Parece que os cliques já disseram, judiciário e migração são temas que chamam a atenção, especialmente se ligados à religião e a ataques à população civil. Haverá força para manter a regulação de pé? É o que será visto nos próximos meses. Entender as atitudes americanas passa por entender as empresas que apoiam o governo. Não é de hoje que há notícias dizendo que há empresas mais poderosas que Estados, com patrimônio maior que o produto interno bruto (PIB) de muitos países. O que acontecia em países menores parece que está a acontecer nos EUA agora.
O que se pode aprender até aqui é que haverá muita cortina de fumaça, desvio de foco e afastamento do padrão das relações internacionais conhecido até agora. Há que se prestar muita atenção a detalhes.

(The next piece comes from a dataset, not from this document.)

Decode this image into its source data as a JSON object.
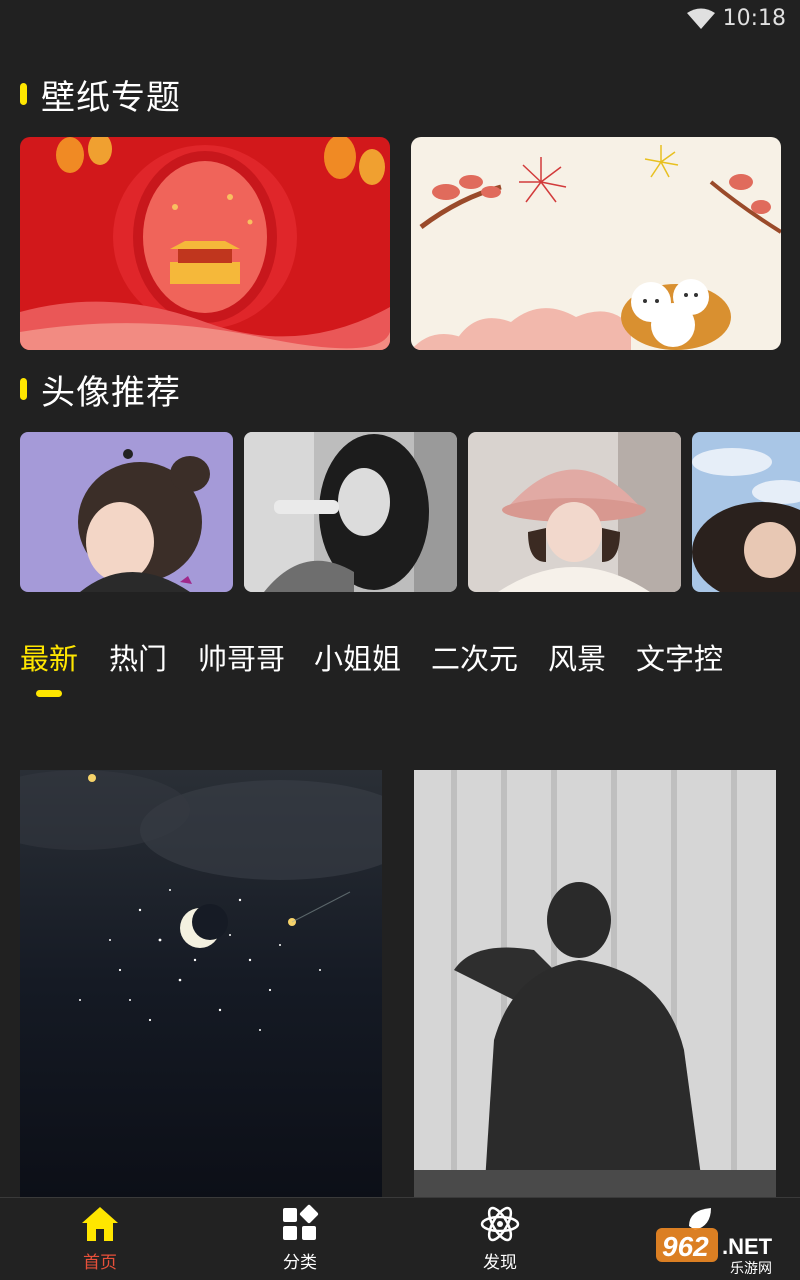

De fato, a atuação do novo governo dos Estados Unidos pode ter deixado a Europa em apuros no curto prazo, mas parece ter deixado atordoadas as instituições internas americanas, que enfrentam uma pior situação. Como diz Valdir Assef Júnior, as estruturas de Estado dos EUA estão passando por um teste de stress, no curto prazo, parecem mais perdidas que o exército francês, em 1940. E por falar nesse período, é bem emblemático que os fatos citados fazem referências a combate a migração, ataques ao judiciário e sejam retratados em Munique, onde aconteceu o acordo de 1938 sobre o futuro dos Sudetos da Tchecoslováquia, sem a presença dessa. A história não deu desfecho feliz a Chamberlain, que seja um ponto a considerar pelos europeus.
Luís Renato Vedovato é Professor Associado da UNICAMP e Professor de Direito Internacional na PUC de Campinas.